10 Mart 2010 Çarşamba
üçüncü diş göründü...
ohhh beee.. nihayet.. kaç gündür mız mız mız olma nedenimiz sonunda ortaya çıktı.. namussuz diş nihayet patladı.. bir iki üçççç.... 3. dişimiz yine alt sıradan çıktı.. Mira'cığımı çok yordu bu diş mevzuu.. bugün beş sefer kaka yaparak rekor da kırdı..
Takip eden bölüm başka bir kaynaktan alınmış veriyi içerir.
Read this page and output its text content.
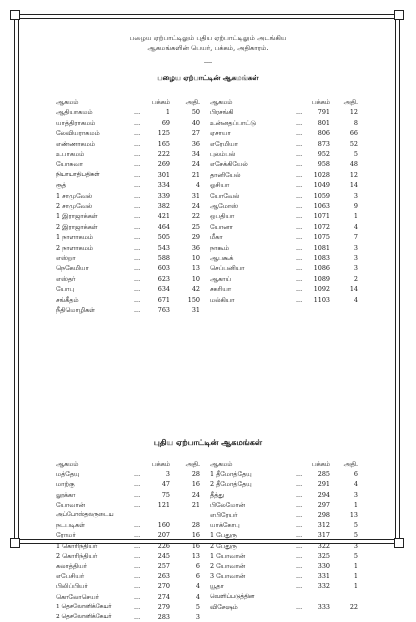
பழைய ஏற்பாட்டிலும் புதிய ஏற்பாட்டிலும் அடங்கிய
ஆகமங்களின் பெயர், பக்கம், அதிகாரம்.
----
பழைய ஏற்பாட்டின் ஆகமங்கள்
புதிய ஏற்பாட்டின் ஆகமங்கள்
ஆகமம்	பக்கம்	அதி.
ஆதியாகமம்	...	1	50
யாத்திராகமம்	...	69	40
லேவியராகமம்	...	125	27
எண்ணாகமம்	...	165	36
உபாகமம்	...	222	34
யோசுவா	...	269	24
நியாயாதிபதிகள்	...	301	21
ரூத்	...	334	4
1 சாமுவேல்	...	339	31
2 சாமுவேல்	...	382	24
1 இராஜாக்கள்	...	421	22
2 இராஜாக்கள்	...	464	25
1 நாளாகமம்	...	505	29
2 நாளாகமம்	...	543	36
எஸ்றா	...	588	10
நெகேமியா	...	603	13
எஸ்தர்	...	623	10
யோபு	...	634	42
சங்கீதம்	...	671	150
நீதிமொழிகள்	...	763	31
ஆகமம்	பக்கம்	அதி.
பிரசங்கி	...	791	12
உன்னதப்பாட்டு	...	801	8
ஏசாயா	...	806	66
எரேமியா	...	873	52
புலம்பல்	...	952	5
எசேக்கியேல்	...	958	48
தானியேல்	...	1028	12
ஓசியா	...	1049	14
யோவேல்	...	1059	3
ஆமோஸ்	...	1063	9
ஒபதியா	...	1071	1
யோனா	...	1072	4
மீகா	...	1075	7
நாகூம்	...	1081	3
ஆபகூக்	...	1083	3
செப்பனியா	...	1086	3
ஆகாய்	...	1089	2
சகரியா	...	1092	14
மல்கியா	...	1103	4
ஆகமம்	பக்கம்	அதி.
மத்தேயு	...	3	28
மாற்கு	...	47	16
லூக்கா	...	75	24
யோவான்	...	121	21
அப்போஸ்தலருடைய
நடபடிகள்	...	160	28
ரோமர்	...	207	16
1 கொரிந்தியர்	...	226	16
2 கொரிந்தியர்	...	245	13
கலாத்தியர்	...	257	6
எபேசியர்	...	263	6
பிலிப்பியர்	...	270	4
கொலோசெயர்	...	274	4
1 தெசலோனிக்கேயர்	...	279	5
2 தெசலோனிக்கேயர்	...	283	3
ஆகமம்	பக்கம்	அதி.
1 தீமோத்தேயு	...	285	6
2 தீமோத்தேயு	...	291	4
தீத்து	...	294	3
பிலேமோன்	...	297	1
எபிரேயர்	...	298	13
யாக்கோபு	...	312	5
1 பேதுரு	...	317	5
2 பேதுரு	...	322	3
1 யோவான்	...	325	5
2 யோவான்	...	330	1
3 யோவான்	...	331	1
யூதா	...	332	1
வெளிப்படுத்தின
விசேஷம்	...	333	22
dişler ne bulunursa onunla kaşındı.. ne el ne ayak affoldu.. oh çok şükür.. işte göründü.. kızım hergeçen gün daha keskin olma yolunda:)
9 Mart 2010 Salı
:(((
meleğimi sadece 10 dakika görebildim bu gece.. iki damla yağmur düştü diye sel olmuş trafik vardı yolda.. mühendislik branşında ocakdan şubata büyüyen zararın nedenini bulmak son yarım saate denk düştüğünden ve vakit haliyle yetmediğinden zaten gecikmeli çıktım yola..dur kalk dur kalk tampon tampona trafiğe bir de migros alışverişi eklenince eve gelmem sekizi buldu.. Miramın gözleri kapanıyordu geldiğimde hemmen en hızlısından bir banyo yaptık.. soyundu ya canlandı hemen, çığlıklar, alkışlar, gülücükler..üzerini giydirene kadar.. sonra yine kafası kalkmaz oldu, zaten memeyi alır almaz da daldı uykuya.. hesapta yarım saat kestirir demiştim ama anlaşıldı bugün uyku günü.. gündüz de bir uykusu 2,5 saat sürmüş.. şimdi de halen uyuyor yani şekerleme oldu mu sana gece uykusu.. e iyi dinleniyo falan da anneliğin realist mantığı da bir yere kadar.. özledim yaaaaa bebeğimi.. şimdi onunla oynamak için yarın akşamı beklemek:(( du bi odasına gidip azıcık koklayayım bari..
8 Mart 2010 Pazartesi
ne çabuk geçti bu 9 ay..
Bildim böyle olacağını, bugün bloga yazma işinin bu saatlere kalacağını çok iyi bildim ama birşey yapamadım.. sabah günün ilk ışıkları ile bloga koymak için fotoğraf çekeyim dedim hergün altı bilemedin yedi uyanan küçükhanım ben kapıdan neredeyse çıkacakkene kadar uyudu..işte şöyle...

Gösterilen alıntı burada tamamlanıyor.